Hz. Ebû Bekir, Mekke’de olduğu gibi Medine döneminde de çok kısa süreli
görevler dışında sürekli olarak Hz. Peygamber’in yakınında bulundu. Bütün
seferlerde ve savaşlarda yanında yer aldı. Benî Mustalik (Müreysi)
Gazvesi’nde (5/627) muhâcirlerin sancaktarı idi. Tebük Seferi’nde de (9/631)
Müslümanların en büyük sancağını taşımak ona nasip oldu.
Hz. Ebû Bekir, Allah Resûlü’nün, Müslümanları ilgilendiren gelişmelerde
en fazla görüşüne başvurduğu sahabîler arasındadır. Hz. Peygamber
ashâbıyla yaptığı istişareler sonucunda çoğunlukla onun tekliflerini uygun
bulmuştur. Meselâ Bedir esirlerine dair verilecek karar konusunda ensâr ve
muhâcirlerle yaptığı görüşmenin ardından Hz. Ebû Bekir’in tavsiyesini kabul
ederek müşrik esirleri fidye karşılığında serbest bırakmıştır.
Hz. Ebû Bekir, hicretin dokuzuncu yılının hac mevsiminde Allah Resûlü
adına hac emîri olarak görev yaptı. Bundan bir yıl sonra gerçekleşen Veda
haccını Hz. Peygamber ile birlikte tamamladı.

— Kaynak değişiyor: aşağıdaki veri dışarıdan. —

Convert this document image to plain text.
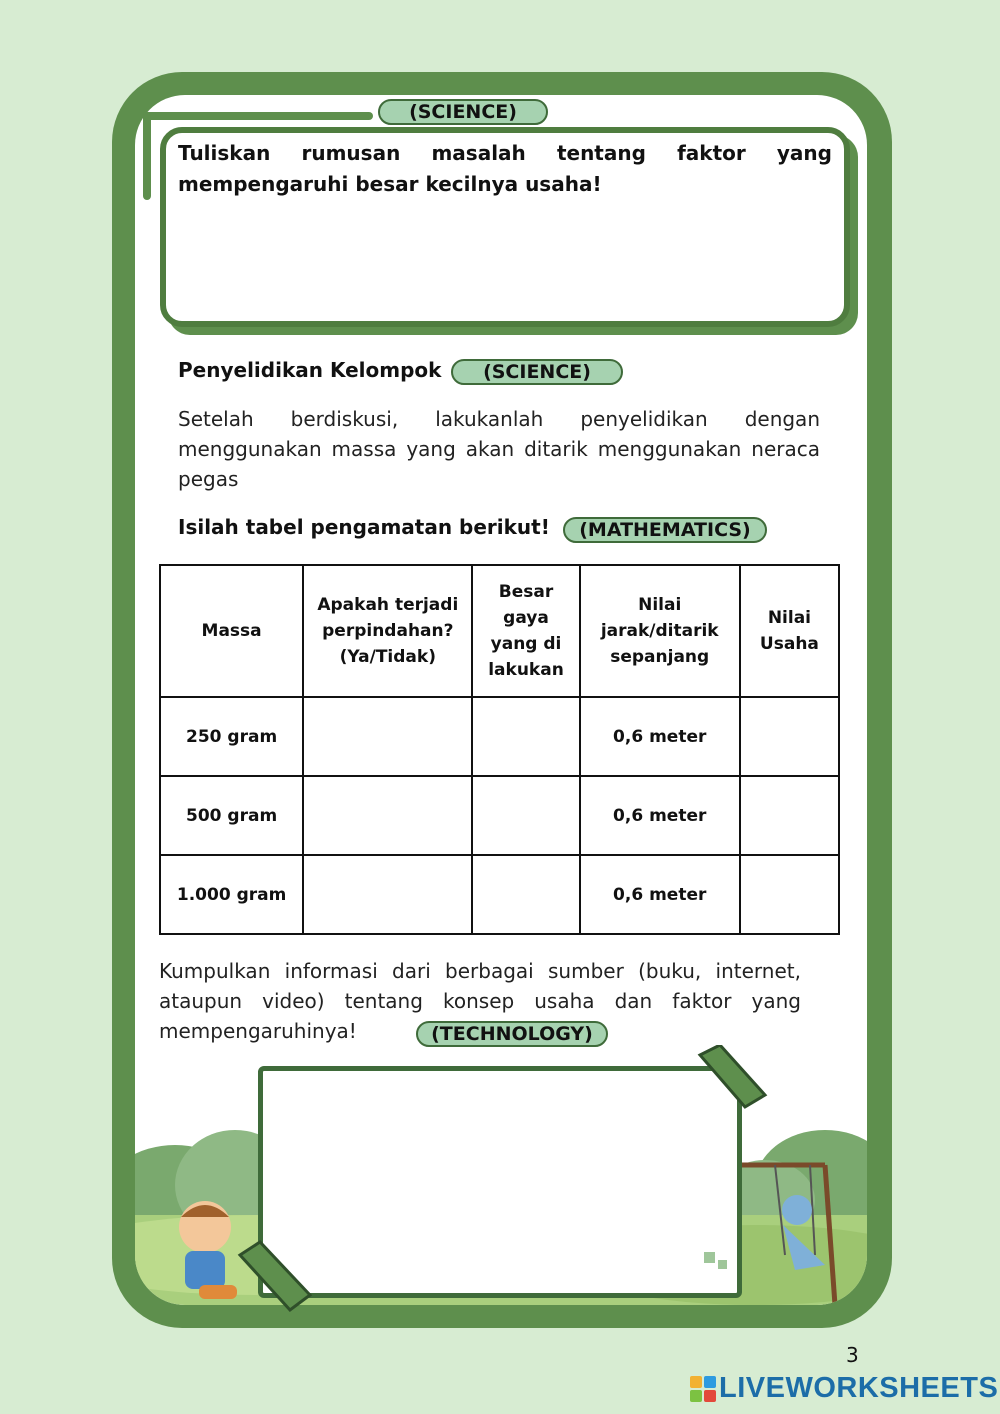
(SCIENCE)
Tuliskan rumusan masalah tentang faktor yang mempengaruhi besar kecilnya usaha!
Penyelidikan Kelompok	(SCIENCE)
Setelah berdiskusi, lakukanlah penyelidikan dengan menggunakan massa yang akan ditarik menggunakan neraca pegas
Isilah tabel pengamatan berikut!	(MATHEMATICS)
Massa	Apakah terjadi perpindahan? (Ya/Tidak)	Besar gaya yang di lakukan	Nilai jarak/ditarik sepanjang	Nilai Usaha
250 gram			0,6 meter	
500 gram			0,6 meter	
1.000 gram			0,6 meter	
Kumpulkan informasi dari berbagai sumber (buku, internet, ataupun video) tentang konsep usaha dan faktor yang mempengaruhinya!	(TECHNOLOGY)
3
LIVEWORKSHEETS
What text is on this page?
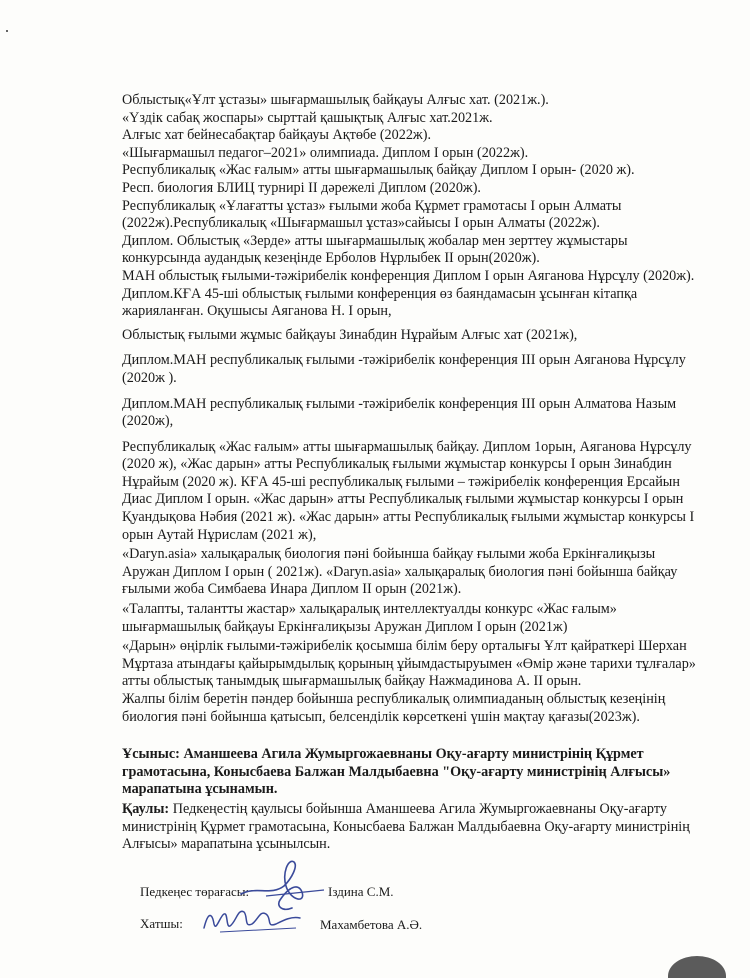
Облыстық«Ұлт ұстазы» шығармашылық байқауы Алғыс хат. (2021ж.).
«Үздік сабақ жоспары» сырттай қашықтық Алғыс хат.2021ж.
Алғыс хат бейнесабақтар байқауы Ақтөбе (2022ж).
«Шығармашыл педагог–2021» олимпиада. Диплом І орын (2022ж).
Республикалық «Жас ғалым» атты шығармашылық байқау Диплом І орын- (2020 ж).
Респ. биология БЛИЦ турнирі ІІ дәрежелі Диплом (2020ж).
Республикалық «Ұлағатты ұстаз» ғылыми жоба Құрмет грамотасы І орын Алматы (2022ж).Республикалық «Шығармашыл ұстаз»сайысы І орын Алматы (2022ж).
Диплом. Облыстық «Зерде» атты шығармашылық жобалар мен зерттеу жұмыстары конкурсында аудандық кезеңінде Ерболов Нұрлыбек ІІ орын(2020ж).
МАН облыстық ғылыми-тәжірибелік конференция Диплом І орын Аяганова Нұрсұлу (2020ж). Диплом.КҒА 45-ші облыстық ғылыми конференция өз баяндамасын ұсынған кітапқа жарияланған. Оқушысы Аяганова Н. І орын,

Облыстық ғылыми жұмыс байқауы Зинабдин Нұрайым Алғыс хат (2021ж),

Диплом.МАН республикалық ғылыми -тәжірибелік конференция ІІІ орын Аяганова Нұрсұлу (2020ж ).

Диплом.МАН республикалық ғылыми -тәжірибелік конференция ІІІ орын Алматова Назым (2020ж),

Республикалық «Жас ғалым» атты шығармашылық байқау. Диплом 1орын, Аяганова Нұрсұлу (2020 ж), «Жас дарын» атты Республикалық ғылыми жұмыстар конкурсы І орын Зинабдин Нұрайым (2020 ж). КҒА 45-ші республикалық ғылыми – тәжірибелік конференция Ерсайын Диас Диплом І орын. «Жас дарын» атты Республикалық ғылыми жұмыстар конкурсы І орын Қуандықова Нәбия (2021 ж). «Жас дарын» атты Республикалық ғылыми жұмыстар конкурсы І орын Аутай Нұрислам (2021 ж),

«Daryn.asia» халықаралық биология пәні бойынша байқау ғылыми жоба Еркінғалиқызы Аружан Диплом І орын ( 2021ж). «Daryn.asia» халықаралық биология пәні бойынша байқау ғылыми жоба Симбаева Инара Диплом ІІ орын (2021ж).

«Талапты, талантты жастар» халықаралық интеллектуалды конкурс «Жас ғалым» шығармашылық байқауы Еркінғалиқызы Аружан Диплом І орын (2021ж)

«Дарын» өңірлік ғылыми-тәжірибелік қосымша білім беру орталығы Ұлт қайраткері Шерхан Мұртаза атындағы қайырымдылық қорының ұйымдастыруымен «Өмір және тарихи тұлғалар» атты облыстық танымдық шығармашылық байқау Нажмадинова А. ІІ орын.
Жалпы білім беретін пәндер бойынша республикалық олимпиаданың облыстық кезеңінің биология пәні бойынша қатысып, белсенділік көрсеткені үшін мақтау қағазы(2023ж).

Ұсыныс: Аманшеева Агила Жумыргожаевнаны Оқу-ағарту министрінің Құрмет грамотасына, Коныcбаева Балжан Малдыбаевна "Оқу-ағарту министрінің Алғысы» марапатына ұсынамын.
Қаулы: Педкеңестің қаулысы бойынша Аманшеева Агила Жумыргожаевнаны Оқу-ағарту министрінің Құрмет грамотасына, Коныcбаева Балжан Малдыбаевна Оқу-ағарту министрінің Алғысы» марапатына ұсынылсын.
Педкеңес төрағасы:	Іздина С.М.
Хатшы:	Махамбетова А.Ә.
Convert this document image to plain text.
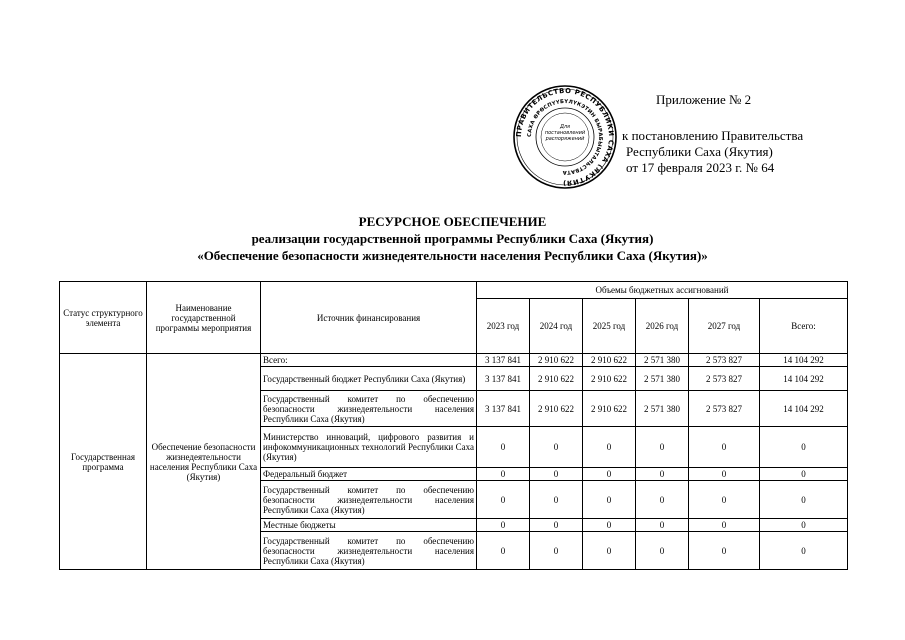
Приложение № 2
к постановлению Правительства
Республики Саха (Якутия)
от 17 февраля 2023 г. № 64
ПРАВИТЕЛЬСТВО РЕСПУБЛИКИ САХА (ЯКУТИЯ)
САХА ӨРӨСПҮҮБҮЛҮКЭТИН БЫРАБЫЫТАЛЬСТВАТА
Для постановлений распоряжений
РЕСУРСНОЕ ОБЕСПЕЧЕНИЕ
реализации государственной программы Республики Саха (Якутия)
«Обеспечение безопасности жизнедеятельности населения Республики Саха (Якутия)»
Статус структурного элемента	Наименование государственной программы мероприятия	Источник финансирования	Объемы бюджетных ассигнований					
			2023 год	2024 год	2025 год	2026 год	2027 год	Всего:
Государственная программа	Обеспечение безопасности жизнедеятельности населения Республики Саха (Якутия)	Всего:	3 137 841	2 910 622	2 910 622	2 571 380	2 573 827	14 104 292
		Государственный бюджет Республики Саха (Якутия)	3 137 841	2 910 622	2 910 622	2 571 380	2 573 827	14 104 292
		Государственный комитет по обеспечению безопасности жизнедеятельности населения Республики Саха (Якутия)	3 137 841	2 910 622	2 910 622	2 571 380	2 573 827	14 104 292
		Министерство инноваций, цифрового развития и инфокоммуникационных технологий Республики Саха (Якутия)	0	0	0	0	0	0
		Федеральный бюджет	0	0	0	0	0	0
		Государственный комитет по обеспечению безопасности жизнедеятельности населения Республики Саха (Якутия)	0	0	0	0	0	0
		Местные бюджеты	0	0	0	0	0	0
		Государственный комитет по обеспечению безопасности жизнедеятельности населения Республики Саха (Якутия)	0	0	0	0	0	0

Hz. Peygamber, vefatından önce irat ettiği bir hutbesinde “Yüce Allah,
kulunu dünya ile kendisine kavuşmak arasında muhayyer kıldı, kulu da O’na
kavuşmayı tercih etti” buyurmuştu. Bu ifadede yer alan kul ile kastedilenin
Hz. Peygamber olduğunu anlayan ve ayrılış günlerinin yaklaştığını düşünerek
hüzünlenen Hz. Ebû Bekir idi. Hz. Peygamber hastalığının şiddetlenmesi
sebebiyle namaz kıldıramayacak duruma geldiğinde, bu görevin Hz. Ebû
Bekir tarafından yerine getirilmesini emretti. Bu şekilde o, Allah Resûlü’nün
vefatına kadar Mescid-i Nebevî’de Müslümanlara namaz kıldırdı, onun
vefatından sonra da ilk halife seçildi.